Greek Prime Minister Alexis Tsipras met with creditors to discuss how to alter the terms of previously acquired debts, with the hopes of getting creditors to agree on a variety of reforms that would keep the nation solvent. While Greece’s creditors refused his offer, they unanimously agreed on a credit deal with Greece, which the nation rejected.


Greece failed to reach an agreement with its creditors before a meeting with European Union leaders.

Greek Prime Minister Alexis Tsipras met with creditors to discuss how to alter the terms of previously acquired debts, with the hopes of getting creditors to agree on a variety of reforms that would keep the nation solvent. While Greece’s creditors refused his offer, they unanimously agreed on a credit deal with Greece, which the nation rejected.

Greece has a 1.6 billion euro loan payment outstanding to the International Monetary Fund. If the country does not make that payment in days, which it cannot with its current capital access, the country would official face default.

Emergency Lending

The European Central Bank has already promised emergency liquidity to Greece to help it avoid default.
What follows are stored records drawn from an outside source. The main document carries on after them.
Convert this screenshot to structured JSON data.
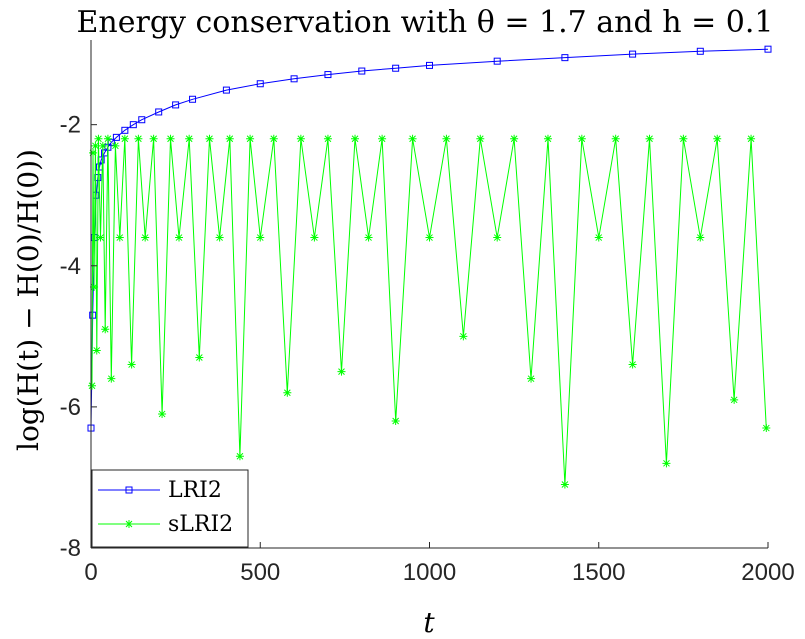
{
  "chart_data": {
    "type": "line",
    "title": "Energy conservation with θ = 1.7 and h = 0.1",
    "xlabel": "t",
    "ylabel": "log(H(t) − H(0)/H(0))",
    "xlim": [
      0,
      2000
    ],
    "ylim": [
      -8,
      -0.8
    ],
    "xticks": [
      0,
      500,
      1000,
      1500,
      2000
    ],
    "xtick_labels": [
      "0",
      "500",
      "1000",
      "1500",
      "2000"
    ],
    "yticks": [
      -8,
      -6,
      -4,
      -2
    ],
    "ytick_labels": [
      "-8",
      "-6",
      "-4",
      "-2"
    ],
    "grid": false,
    "legend_position": "bottom-left",
    "series": [
      {
        "name": "LRI2",
        "color": "#0000ff",
        "marker": "square",
        "x": [
          0,
          5,
          10,
          15,
          20,
          25,
          30,
          40,
          50,
          60,
          75,
          100,
          125,
          150,
          200,
          250,
          300,
          400,
          500,
          600,
          700,
          800,
          900,
          1000,
          1200,
          1400,
          1600,
          1800,
          2000
        ],
        "y": [
          -6.3,
          -4.7,
          -3.6,
          -3.0,
          -2.75,
          -2.6,
          -2.5,
          -2.4,
          -2.32,
          -2.25,
          -2.18,
          -2.08,
          -2.0,
          -1.93,
          -1.82,
          -1.72,
          -1.64,
          -1.51,
          -1.42,
          -1.35,
          -1.29,
          -1.24,
          -1.2,
          -1.16,
          -1.1,
          -1.05,
          -1.0,
          -0.96,
          -0.93
        ]
      },
      {
        "name": "sLRI2",
        "color": "#00ff00",
        "marker": "asterisk",
        "x": [
          3,
          6,
          9,
          13,
          17,
          22,
          28,
          35,
          42,
          50,
          60,
          72,
          85,
          100,
          120,
          140,
          160,
          185,
          210,
          235,
          260,
          290,
          320,
          350,
          380,
          410,
          440,
          470,
          500,
          540,
          580,
          620,
          660,
          700,
          740,
          780,
          820,
          860,
          900,
          950,
          1000,
          1050,
          1100,
          1150,
          1200,
          1250,
          1300,
          1350,
          1400,
          1450,
          1500,
          1550,
          1600,
          1650,
          1700,
          1750,
          1800,
          1850,
          1900,
          1950,
          1995
        ],
        "y": [
          -5.7,
          -2.4,
          -4.3,
          -2.3,
          -5.2,
          -2.2,
          -3.6,
          -2.3,
          -4.9,
          -2.2,
          -5.6,
          -2.3,
          -3.6,
          -2.2,
          -5.4,
          -2.2,
          -3.6,
          -2.2,
          -6.1,
          -2.2,
          -3.6,
          -2.2,
          -5.3,
          -2.2,
          -3.6,
          -2.2,
          -6.7,
          -2.2,
          -3.6,
          -2.2,
          -5.8,
          -2.2,
          -3.6,
          -2.2,
          -5.5,
          -2.2,
          -3.6,
          -2.2,
          -6.2,
          -2.2,
          -3.6,
          -2.2,
          -5.0,
          -2.2,
          -3.6,
          -2.2,
          -5.6,
          -2.2,
          -7.1,
          -2.2,
          -3.6,
          -2.2,
          -5.4,
          -2.2,
          -6.8,
          -2.2,
          -3.6,
          -2.2,
          -5.9,
          -2.2,
          -6.3
        ]
      }
    ]
  }
}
The ECB said Thursday that it approved a request from Greece for an emergency injection of capital that will help Greece pay its bills.

As a stopgap, the ECB has approved emergency lending requests from Greece on a daily basis during the recent crisis. At the same time, Tsipras has been meeting with members of the European Commission, the ECB, and the IMF to reach an agreement. Talks remain ongoing, and have yet to reach an agreement.
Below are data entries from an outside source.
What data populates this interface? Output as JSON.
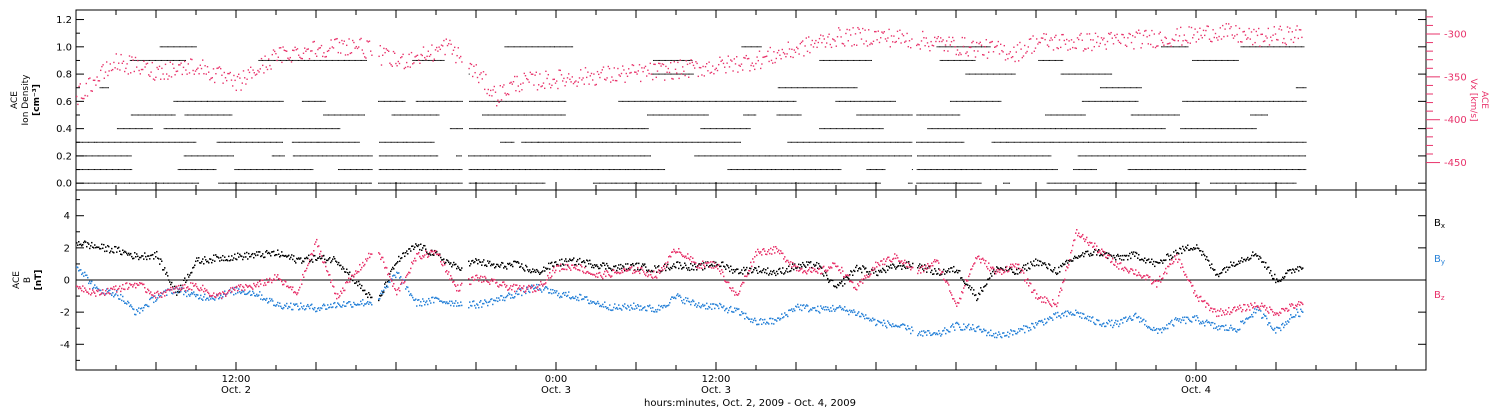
{
  "chart_data": [
    {
      "type": "scatter",
      "panel": "top",
      "left_axis": {
        "label_lines": [
          "ACE",
          "Ion Density",
          "[cm⁻³]"
        ],
        "ylim": [
          -0.05,
          1.27
        ],
        "ticks": [
          0.0,
          0.2,
          0.4,
          0.6,
          0.8,
          1.0,
          1.2
        ],
        "tick_labels": [
          "0.0",
          "0.2",
          "0.4",
          "0.6",
          "0.8",
          "1.0",
          "1.2"
        ],
        "color": "#000000"
      },
      "right_axis": {
        "label_lines": [
          "ACE",
          "Vx [km/s]"
        ],
        "ylim": [
          -482,
          -272
        ],
        "ticks": [
          -450,
          -400,
          -350,
          -300
        ],
        "tick_labels": [
          "-450",
          "-400",
          "-350",
          "-300"
        ],
        "color": "#e8336b"
      },
      "series": [
        {
          "axis": "left",
          "color": "#000000",
          "levels": [
            0.0,
            0.1,
            0.2,
            0.3,
            0.4,
            0.5,
            0.6,
            0.7,
            0.8,
            0.9,
            1.0
          ],
          "x": [],
          "y": []
        },
        {
          "axis": "right",
          "color": "#e8336b",
          "x": [
            0,
            2,
            4,
            6,
            8,
            10,
            12,
            14,
            16,
            18,
            18.5,
            20,
            21,
            22,
            24,
            26,
            28,
            30,
            32,
            34,
            36,
            38,
            40,
            42,
            44,
            46,
            47,
            48,
            50,
            52,
            54,
            56,
            57,
            58,
            59,
            60,
            61
          ],
          "y": [
            -372,
            -332,
            -343,
            -336,
            -358,
            -325,
            -316,
            -312,
            -332,
            -320,
            -312,
            -345,
            -372,
            -356,
            -352,
            -348,
            -345,
            -341,
            -337,
            -330,
            -317,
            -303,
            -302,
            -306,
            -313,
            -318,
            -321,
            -308,
            -309,
            -307,
            -304,
            -301,
            -296,
            -300,
            -304,
            -301,
            -300
          ]
        }
      ]
    },
    {
      "type": "line",
      "panel": "bottom",
      "y_axis": {
        "label_lines": [
          "ACE",
          "B",
          "[nT]"
        ],
        "ylim": [
          -5.6,
          5.6
        ],
        "ticks": [
          -4,
          -2,
          0,
          2,
          4
        ],
        "tick_labels": [
          "-4",
          "-2",
          "0",
          "2",
          "4"
        ]
      },
      "zero_line": true,
      "x_axis": {
        "xlim": [
          0,
          67.5
        ],
        "major_ticks": [
          8,
          24,
          32,
          56
        ],
        "tick_labels": [
          [
            "12:00",
            "Oct. 2"
          ],
          [
            "0:00",
            "Oct. 3"
          ],
          [
            "12:00",
            "Oct. 3"
          ],
          [
            "0:00",
            "Oct. 4"
          ]
        ],
        "xlabel": "hours:minutes, Oct.  2, 2009 - Oct.  4, 2009"
      },
      "legend": {
        "placement": "right",
        "items": [
          "Bx",
          "By",
          "Bz"
        ]
      },
      "series": [
        {
          "name": "Bx",
          "color": "#000000",
          "x": [
            0,
            1,
            2,
            3,
            4,
            5,
            6,
            7,
            8,
            9,
            10,
            11,
            12,
            13,
            15,
            16,
            17,
            18,
            19,
            20,
            21,
            22,
            23,
            24,
            25,
            26,
            27,
            28,
            29,
            30,
            31,
            32,
            33,
            34,
            35,
            36,
            37,
            38,
            39,
            40,
            41,
            42,
            43,
            44,
            45,
            46,
            47,
            48,
            49,
            50,
            51,
            52,
            53,
            54,
            55,
            56,
            57,
            58,
            59,
            60,
            61
          ],
          "y": [
            2.4,
            2.1,
            1.9,
            1.5,
            1.6,
            -0.8,
            1.2,
            1.4,
            1.5,
            1.6,
            1.7,
            1.3,
            1.4,
            1.3,
            -1.5,
            1.2,
            2.2,
            1.6,
            0.8,
            1.2,
            0.9,
            1.0,
            0.5,
            1.1,
            1.2,
            1.0,
            0.8,
            0.9,
            0.7,
            1.0,
            0.8,
            1.1,
            0.6,
            0.7,
            0.5,
            0.9,
            1.0,
            -0.5,
            0.8,
            0.5,
            0.9,
            1.0,
            0.5,
            0.7,
            -1.0,
            0.8,
            0.5,
            1.2,
            0.6,
            1.5,
            1.8,
            1.4,
            1.6,
            1.0,
            1.8,
            2.2,
            0.4,
            1.2,
            1.7,
            0.0,
            0.8
          ]
        },
        {
          "name": "By",
          "color": "#2a83d8",
          "x": [
            0,
            1,
            2,
            3,
            4,
            5,
            6,
            7,
            8,
            9,
            10,
            11,
            12,
            13,
            15,
            16,
            17,
            18,
            19,
            20,
            21,
            22,
            23,
            24,
            25,
            26,
            27,
            28,
            29,
            30,
            31,
            32,
            33,
            34,
            35,
            36,
            37,
            38,
            39,
            40,
            41,
            42,
            43,
            44,
            45,
            46,
            47,
            48,
            49,
            50,
            51,
            52,
            53,
            54,
            55,
            56,
            57,
            58,
            59,
            60,
            61
          ],
          "y": [
            1.0,
            -0.6,
            -0.8,
            -2.0,
            -1.0,
            -0.5,
            -1.0,
            -1.0,
            -0.6,
            -0.8,
            -1.5,
            -1.6,
            -1.7,
            -1.5,
            -1.3,
            0.5,
            -1.4,
            -1.2,
            -1.4,
            -1.5,
            -1.2,
            -0.8,
            -0.4,
            -0.8,
            -1.0,
            -1.4,
            -1.7,
            -1.6,
            -1.8,
            -1.0,
            -1.5,
            -1.6,
            -1.9,
            -2.6,
            -2.5,
            -1.6,
            -1.8,
            -1.7,
            -2.0,
            -2.6,
            -2.8,
            -3.2,
            -3.4,
            -2.8,
            -3.0,
            -3.4,
            -3.2,
            -2.7,
            -2.2,
            -2.0,
            -2.6,
            -2.7,
            -2.2,
            -3.2,
            -2.5,
            -2.4,
            -2.9,
            -3.0,
            -1.8,
            -3.1,
            -2.0
          ]
        },
        {
          "name": "Bz",
          "color": "#e8336b",
          "x": [
            0,
            1,
            2,
            3,
            4,
            5,
            6,
            7,
            8,
            9,
            10,
            11,
            12,
            13,
            15,
            16,
            17,
            18,
            19,
            20,
            21,
            22,
            23,
            24,
            25,
            26,
            27,
            28,
            29,
            30,
            31,
            32,
            33,
            34,
            35,
            36,
            37,
            38,
            39,
            40,
            41,
            42,
            43,
            44,
            45,
            46,
            47,
            48,
            49,
            50,
            51,
            52,
            53,
            54,
            55,
            56,
            57,
            58,
            59,
            60,
            61
          ],
          "y": [
            -0.3,
            -0.8,
            -0.5,
            -0.2,
            -0.9,
            -0.5,
            -0.3,
            -1.0,
            -0.5,
            -0.3,
            0.2,
            -0.8,
            2.4,
            -1.0,
            2.1,
            -0.8,
            1.5,
            1.8,
            -0.5,
            0.2,
            -0.2,
            -0.5,
            -0.5,
            0.8,
            0.9,
            0.3,
            0.5,
            0.7,
            0.3,
            2.0,
            1.0,
            1.0,
            -1.0,
            1.8,
            1.9,
            0.8,
            0.5,
            1.0,
            -0.5,
            1.0,
            1.5,
            0.5,
            1.2,
            -1.5,
            1.5,
            0.5,
            1.0,
            -1.0,
            -1.5,
            3.0,
            2.0,
            1.0,
            0.5,
            -0.2,
            1.5,
            -1.0,
            -2.0,
            -1.8,
            -1.5,
            -2.0,
            -1.5
          ]
        }
      ]
    }
  ]
}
The EU and IMF have struggled to agree with Tsipras on exactly which reforms are needed to help Greece make its debt payments. While Tsipras has insisted on debt restructuring, such as extending the duration of the loans or tying them to a surplus target, creditors have refused to budget. From their point of view, as well as the German Bundesbank’s, the Mediterranean country needs to enact fiscal reforms while prioritizing the country’s multi-billion euro debt load to foreign creditors.

Terms of Agreement

Greece has proposed that the country see a gradual increase of its GDP surplus, while lenders insist on the surplus rising to 3.5% of GDP by 2018, from 1% this year. Greece agreed to the creditors’ terms, while also agreeing to raise taxes so that they reach 2.9% next year.
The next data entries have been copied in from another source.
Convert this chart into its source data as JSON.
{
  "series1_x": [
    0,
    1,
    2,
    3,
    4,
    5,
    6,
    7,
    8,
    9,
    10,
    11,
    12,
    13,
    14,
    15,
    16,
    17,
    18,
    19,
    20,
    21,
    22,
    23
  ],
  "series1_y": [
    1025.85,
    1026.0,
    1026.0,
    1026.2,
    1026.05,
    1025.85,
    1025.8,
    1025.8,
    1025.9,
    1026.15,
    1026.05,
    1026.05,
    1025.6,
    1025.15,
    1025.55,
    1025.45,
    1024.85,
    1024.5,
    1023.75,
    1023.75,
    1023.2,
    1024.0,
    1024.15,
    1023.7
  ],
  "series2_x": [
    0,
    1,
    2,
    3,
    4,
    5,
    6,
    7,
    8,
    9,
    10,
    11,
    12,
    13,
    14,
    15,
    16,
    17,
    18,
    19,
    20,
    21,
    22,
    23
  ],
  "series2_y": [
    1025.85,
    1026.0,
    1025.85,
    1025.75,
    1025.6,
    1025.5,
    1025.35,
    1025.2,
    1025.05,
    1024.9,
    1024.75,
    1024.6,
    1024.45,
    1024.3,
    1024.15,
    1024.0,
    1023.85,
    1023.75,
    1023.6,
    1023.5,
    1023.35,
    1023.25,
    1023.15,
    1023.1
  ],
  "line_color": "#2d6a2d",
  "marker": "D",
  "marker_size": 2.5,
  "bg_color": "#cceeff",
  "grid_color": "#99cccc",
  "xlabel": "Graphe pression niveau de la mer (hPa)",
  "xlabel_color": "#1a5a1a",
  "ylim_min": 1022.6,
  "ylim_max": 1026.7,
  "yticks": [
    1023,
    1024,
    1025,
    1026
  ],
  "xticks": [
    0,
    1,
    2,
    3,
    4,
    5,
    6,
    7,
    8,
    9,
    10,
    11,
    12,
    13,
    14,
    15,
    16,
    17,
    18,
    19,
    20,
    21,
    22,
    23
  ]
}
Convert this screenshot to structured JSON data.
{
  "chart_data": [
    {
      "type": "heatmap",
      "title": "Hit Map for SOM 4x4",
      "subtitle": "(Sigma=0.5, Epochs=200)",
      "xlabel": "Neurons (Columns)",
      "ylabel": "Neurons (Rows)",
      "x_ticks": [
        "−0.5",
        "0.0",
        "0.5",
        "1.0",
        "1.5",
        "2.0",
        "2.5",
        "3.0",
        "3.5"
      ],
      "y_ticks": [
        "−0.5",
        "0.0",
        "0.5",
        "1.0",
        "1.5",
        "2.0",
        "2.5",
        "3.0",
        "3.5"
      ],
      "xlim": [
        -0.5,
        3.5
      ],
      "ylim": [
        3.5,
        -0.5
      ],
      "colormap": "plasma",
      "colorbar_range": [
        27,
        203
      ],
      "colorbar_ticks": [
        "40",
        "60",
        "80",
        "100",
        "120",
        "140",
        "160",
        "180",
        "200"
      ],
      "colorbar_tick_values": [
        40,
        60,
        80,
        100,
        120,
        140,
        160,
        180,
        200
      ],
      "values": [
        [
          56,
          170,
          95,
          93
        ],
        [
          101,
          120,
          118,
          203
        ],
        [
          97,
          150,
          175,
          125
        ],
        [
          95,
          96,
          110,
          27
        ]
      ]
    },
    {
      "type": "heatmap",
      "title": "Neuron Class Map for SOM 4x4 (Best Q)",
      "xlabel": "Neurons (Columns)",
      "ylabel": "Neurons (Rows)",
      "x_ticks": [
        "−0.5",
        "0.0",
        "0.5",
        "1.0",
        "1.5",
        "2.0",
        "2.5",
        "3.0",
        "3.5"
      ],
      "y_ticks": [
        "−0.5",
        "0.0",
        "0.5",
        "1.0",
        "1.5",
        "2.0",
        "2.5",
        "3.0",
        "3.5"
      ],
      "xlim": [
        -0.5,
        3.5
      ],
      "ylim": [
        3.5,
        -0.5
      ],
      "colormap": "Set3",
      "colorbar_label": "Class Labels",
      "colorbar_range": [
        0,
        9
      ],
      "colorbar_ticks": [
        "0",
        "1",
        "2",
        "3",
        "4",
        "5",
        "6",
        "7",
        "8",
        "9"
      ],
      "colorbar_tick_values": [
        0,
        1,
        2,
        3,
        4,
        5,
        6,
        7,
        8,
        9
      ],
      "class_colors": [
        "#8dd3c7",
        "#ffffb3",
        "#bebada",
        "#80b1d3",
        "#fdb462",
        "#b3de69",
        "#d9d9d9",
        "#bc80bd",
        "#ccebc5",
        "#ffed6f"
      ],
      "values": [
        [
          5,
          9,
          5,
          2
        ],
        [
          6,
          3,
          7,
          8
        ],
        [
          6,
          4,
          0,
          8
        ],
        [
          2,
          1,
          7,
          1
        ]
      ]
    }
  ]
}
Tsipras has insisted on insulating Greek’s pensioners, assuring them that they will not see their pays slashed as part of a deal. However, Greece and creditors are working on reforming the pension system in Greece so that early retirement is less common.

Finally, Greece and its creditors are looking at ways to increase revenues through tax code reforms and a higher VAT, that at a rate to which the government and lenders currently disagree.

Panic and Bank Runs

In Greece, tensions over the ensuing talks have mounted, and average Greeks are preparing for the worst. Many Greeks are withdrawing money from banks and some have stopped paying their mortgages. Some estimates say over 4 billion euros of capital has been withdrawn from Greek banks in the last week. Reports of hoarding food and goods have come in from all over the country.